5. Ankara 16. İdare Mahkemesi 21/12/2023 tarih ve E.2023/2186 sayılı kararı ile, 5326 sayılı Kanun'un 32. maddesine göre 1608 sayılı Kanun uyarınca verilen idari para cezasının 5326 sayılı Kanun’un 16. maddesinde belirtilen idari yaptırım türlerinden biri olduğu, 1608 sayılı Kanun’da idari para cezasına itiraz konusunda görevli mahkemenin gösterilmediği, bu durumda 5326 sayılı Kanun hükümleri dikkate alınacağından, idari para cezasına karşı açılan davanın görüm ve çözümünün, anılan Kanun'un 27/1.maddesi uyarınca adli yargı yerine ait olduğu gerekçesiyle, 2247 sayılı Uyuşmazlık Mahkemesinin Kuruluş ve İşleyişi Hakkında Kanun’un 19. maddesi uyarınca görevli yargı yerinin belirlenmesi için Uyuşmazlık Mahkemesine başvurulmasına ve davanın incelenmesinin Uyuşmazlık Mahkemesince karar verilinceye kadar ertelenmesine karar vermiştir. Kararın ilgili kısmı şöyledir :

 

"...Ankara Büyükşehir Belediye Başkanlığı Zabıta Dairesi Başkanlığı'nca 08/04/2023 tarihinde yapılan denetimde davacı şirkete ait 06 ... 7271 sayılı araçta mevzuat hükümlerine aykırı hareket edildiğinden (14/02/2013 tarih ve 2013/07 sayılı kararı ile verilen 10 yıllık sürenin 04/04/2023 tarihinde sona ermesi ve Özel Toplu Taşıma Aracı Çalıştırılmasına ilişkin UKOME kararının denetim ekibine ibraz edilememesi nedeniyle) 1608 sayılı Kanun'un 1.maddesi gereğince 5326 sayılı Kabahatler Kanunu'nun 32.maddesine istinaden 1.295,00 TL idari para cezasıyla cezalandırılmaları ve aracın 10 gün süreyle parka çekilerek faaliyetten men edilmesine ilişkin Ankara Büyükşehir Belediye Encümeni'nin 13/04/2023 tarih ve 695 sayılı kararının iptali istemiyle bakılan davanın açıldığı anlaşılmaktadır.

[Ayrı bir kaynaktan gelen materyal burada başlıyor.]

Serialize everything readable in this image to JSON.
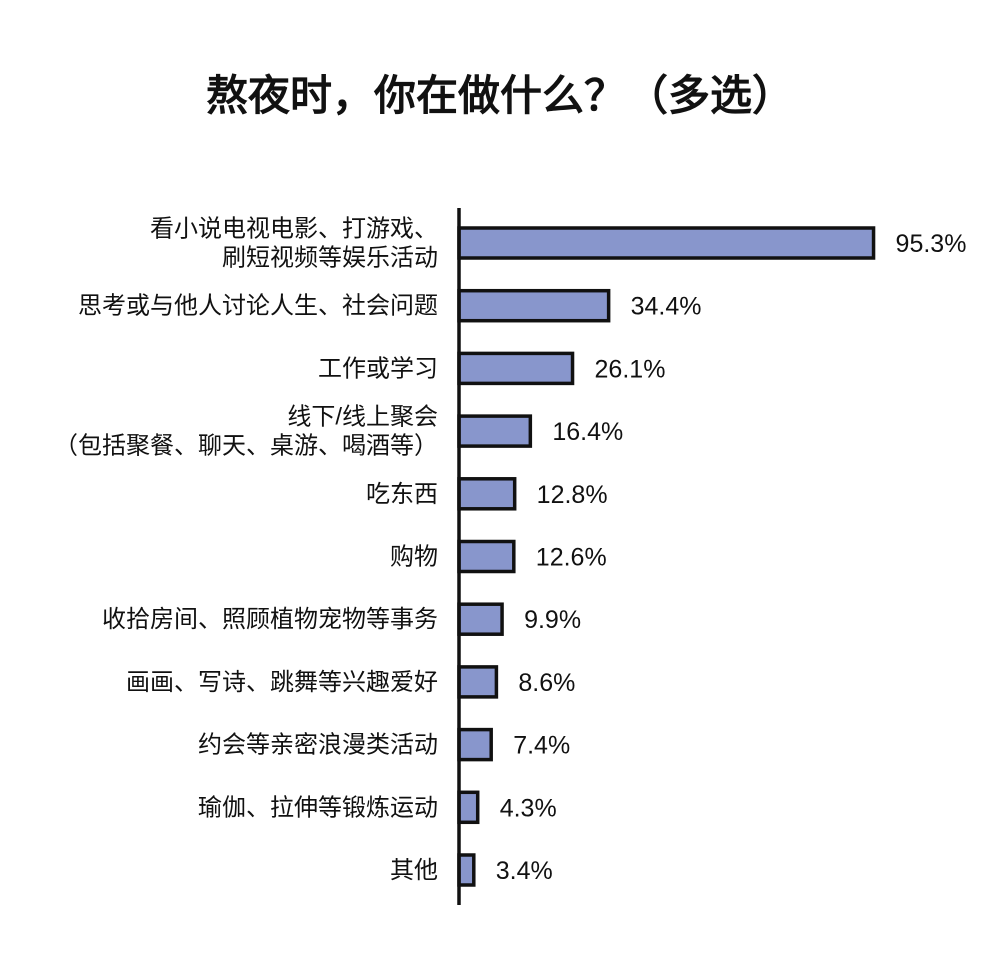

Yukarıda izah edilen düzenlemelere göre; Kabahatler Kanunu’nun, idarî yaptırım kararlarına karşı kanun yoluna ilişkin hükümlerinin, diğer kanunlarda aksine hüküm bulunmaması halinde uygulanacağı; diğer kanunlarda görevli mahkemenin gösterilmesi durumunda ise uygulanmayacağı anlaşılmaktadır.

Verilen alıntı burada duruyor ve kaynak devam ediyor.